Vor zehn Jahren beendete Oliver Kahn seine Karriere. Wir blicken zurück, durch Bananenhagel, auf unfassbare Paraden und ein Denkmal, das schwer zu lieben war.
Es war am 3. November 1999, als Oliver Kahn im letzten Vorrundenspiel der Champions League in München gegen die Glasgow Rangers jene Parade zeigte, von der er heute sagt, dass sie die beste Tat seiner Karriere gewesen sei.
Der Spieler der Schotten hatte nichts falsch gemacht, der Schuss aus rund elf Metern war hart, er war platziert, und er ging gegen die Laufrichtung des Torwarts. Doch irgendwie bekam Oliver Kahn die Hand noch an diesen Ball und wischte ihn an den Pfosten. Abzuschätzen war diese Leistung zunächst nur an der Reaktion des Torhüters selbst, der die Fäuste ballte und den Jubel aus sich herausschrie. Mit bloßem Auge hatte man gar nicht erkennen können, dass Kahn noch eingegriffen hatte, erst die Zeitlupe brachte Aufschluss. Wer sich die Szene heute in der groben Auflösung von Youtube ansieht, braucht ein gutes Timing, um den Moment zu erwischen, in dem die Hand den Ball berührt.
Die Nacht von Barcelona
Vielleicht mag es auf den ersten Blick merkwürdig erscheinen, dass diese Szene aus einem Gruppenspiel möglicherweise die entscheidende Szene in der Karriere des Welttorhüters der Jahre 1999, 2001 und 2002 war. Und auch wenn es spekulativ ist, zu behaupten, ohne diese Parade hätten Kahn und die Bayern ihren großen Triumph im Champions League Finale 2002 nicht zustande gebracht, so spricht doch einiges dafür, dass es eben doch so war.
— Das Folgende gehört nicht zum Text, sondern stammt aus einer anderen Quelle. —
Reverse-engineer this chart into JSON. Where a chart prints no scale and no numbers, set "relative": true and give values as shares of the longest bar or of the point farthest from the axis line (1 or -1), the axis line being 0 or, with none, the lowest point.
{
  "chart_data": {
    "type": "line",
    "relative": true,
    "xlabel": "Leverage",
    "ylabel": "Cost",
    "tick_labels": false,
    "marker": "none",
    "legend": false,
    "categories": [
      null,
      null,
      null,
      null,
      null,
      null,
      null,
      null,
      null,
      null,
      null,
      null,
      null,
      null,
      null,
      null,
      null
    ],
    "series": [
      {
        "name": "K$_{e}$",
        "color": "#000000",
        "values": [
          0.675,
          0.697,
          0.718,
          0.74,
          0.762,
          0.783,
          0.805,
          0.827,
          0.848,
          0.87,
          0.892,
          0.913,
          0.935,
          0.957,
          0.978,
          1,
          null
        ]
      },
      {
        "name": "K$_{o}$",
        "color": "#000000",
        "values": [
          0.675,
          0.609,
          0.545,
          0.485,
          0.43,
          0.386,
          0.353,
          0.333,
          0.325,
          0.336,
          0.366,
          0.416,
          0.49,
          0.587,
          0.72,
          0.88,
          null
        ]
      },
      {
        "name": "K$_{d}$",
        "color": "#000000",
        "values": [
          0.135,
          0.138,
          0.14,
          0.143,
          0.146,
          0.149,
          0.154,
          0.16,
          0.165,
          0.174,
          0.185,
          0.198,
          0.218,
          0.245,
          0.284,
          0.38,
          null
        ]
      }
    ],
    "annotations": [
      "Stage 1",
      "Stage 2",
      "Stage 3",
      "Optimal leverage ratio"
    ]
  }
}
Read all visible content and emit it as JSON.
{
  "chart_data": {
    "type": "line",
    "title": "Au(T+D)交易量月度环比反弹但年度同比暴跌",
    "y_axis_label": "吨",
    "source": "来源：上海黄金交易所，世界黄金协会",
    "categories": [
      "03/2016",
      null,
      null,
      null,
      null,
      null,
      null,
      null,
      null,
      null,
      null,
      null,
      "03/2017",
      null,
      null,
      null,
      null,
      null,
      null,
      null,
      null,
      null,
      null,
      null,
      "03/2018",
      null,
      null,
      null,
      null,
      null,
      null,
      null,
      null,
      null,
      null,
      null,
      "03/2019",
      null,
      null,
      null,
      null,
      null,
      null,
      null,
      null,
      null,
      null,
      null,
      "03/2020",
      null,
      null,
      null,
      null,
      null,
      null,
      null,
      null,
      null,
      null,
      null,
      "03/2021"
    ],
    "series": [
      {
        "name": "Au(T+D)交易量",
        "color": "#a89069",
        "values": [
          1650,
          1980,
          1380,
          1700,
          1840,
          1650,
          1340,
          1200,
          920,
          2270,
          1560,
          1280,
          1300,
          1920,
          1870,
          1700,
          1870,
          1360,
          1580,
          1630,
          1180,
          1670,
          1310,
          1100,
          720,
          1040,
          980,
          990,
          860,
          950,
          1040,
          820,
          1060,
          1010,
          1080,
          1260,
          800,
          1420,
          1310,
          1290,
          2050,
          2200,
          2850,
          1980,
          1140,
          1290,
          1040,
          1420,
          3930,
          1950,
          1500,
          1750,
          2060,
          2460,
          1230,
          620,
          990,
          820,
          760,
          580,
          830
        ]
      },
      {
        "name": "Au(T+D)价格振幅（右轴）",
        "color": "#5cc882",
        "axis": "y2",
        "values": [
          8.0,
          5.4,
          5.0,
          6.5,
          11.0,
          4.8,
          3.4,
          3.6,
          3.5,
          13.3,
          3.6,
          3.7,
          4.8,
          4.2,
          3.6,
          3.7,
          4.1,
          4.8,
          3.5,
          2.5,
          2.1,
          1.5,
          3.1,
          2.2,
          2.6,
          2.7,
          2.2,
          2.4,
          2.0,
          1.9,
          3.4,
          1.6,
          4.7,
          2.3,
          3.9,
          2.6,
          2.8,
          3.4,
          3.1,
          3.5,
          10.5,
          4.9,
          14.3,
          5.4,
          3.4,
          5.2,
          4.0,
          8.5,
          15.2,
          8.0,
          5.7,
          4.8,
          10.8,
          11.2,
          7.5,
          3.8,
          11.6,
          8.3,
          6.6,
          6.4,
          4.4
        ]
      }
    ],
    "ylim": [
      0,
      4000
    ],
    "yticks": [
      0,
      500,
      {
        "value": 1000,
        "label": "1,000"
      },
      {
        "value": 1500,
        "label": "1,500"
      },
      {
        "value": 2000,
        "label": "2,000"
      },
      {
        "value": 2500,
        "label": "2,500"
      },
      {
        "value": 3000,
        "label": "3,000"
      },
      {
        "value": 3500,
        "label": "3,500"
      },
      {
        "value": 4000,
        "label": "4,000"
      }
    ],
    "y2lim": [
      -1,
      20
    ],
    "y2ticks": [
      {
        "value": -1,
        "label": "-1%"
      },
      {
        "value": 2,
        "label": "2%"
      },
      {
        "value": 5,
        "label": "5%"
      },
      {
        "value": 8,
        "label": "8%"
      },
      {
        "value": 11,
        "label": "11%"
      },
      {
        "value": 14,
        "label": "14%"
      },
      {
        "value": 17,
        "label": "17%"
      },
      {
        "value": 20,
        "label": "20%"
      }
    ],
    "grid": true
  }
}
Zum Zeitpunkt des Spiels gegen die Rangers lag die heute berühmte „Mutter aller Niederlagen“ in Barcelona gegen Manchester United, als die Bayern den Titel in der Nachspielzeit aus der Hand gegeben hatten, erst wenige Monate zurück.
Das traumatische Erlebnis saß zunächst noch tief, den Bayern gelang auf internationalem Parkett nur wenig. Lediglich ein Sieg gelang in der Vorrunde der nächsten Saison, weswegen ein Erfolg gegen die Rangers fürs Weiterkommen unabdingbar war.
Wiedergutmachung um jeden Preis
Die Bayern führten schnell durch einen Elfmeter von Thomas Strunz und spielten passabel. Doch je länger die Partie lief, desto stärker wurden die Schotten, denen ihrerseits bereits ein Unentschieden zum Weiterkommen gereicht hätte. Die Spieler des deutschen Rekordmeisters wurden dadurch immer ängstlicher, das Spiel stand auf der Kippe, und die Rangers hatten bereits drei Aluminium-Treffer produziert, ehe Oliver Kahn eben doch noch die Hand an den Ball bekam und den Bayern dadurch den Einzug in die Zwischenrunde sicherte.
Erst dort entstand schließlich jener Wille, die Finalniederlage von 1999 um jeden Preis wieder gut zu machen, von dem man unbestritten behaupten darf, dass er es war, der den Titelgewinn von 2001 trotz limitierter fußballerischer Möglichkeiten möglich machte.
In der Zwischenrunde deklassierte der FCB mit einem starken Kahn Real Madrid zweimal mit 4:2 und 4:1 und erreichte auch einen 2:1‑Heimsieg beim erneuten Aufeinandertreffen im Halbfinale. Auch wenn Bayern durch die einzige Niederlage, einem 0:2 in der spanischen Hauptstadt, letztlich aus dem Wettbewerb ausschied, wusste die Mannschaft nun, dass sie jeden Gegner schlagen konnte, und dies nicht zuletzt, weil es notfalls eben noch Oliver Kahn gab.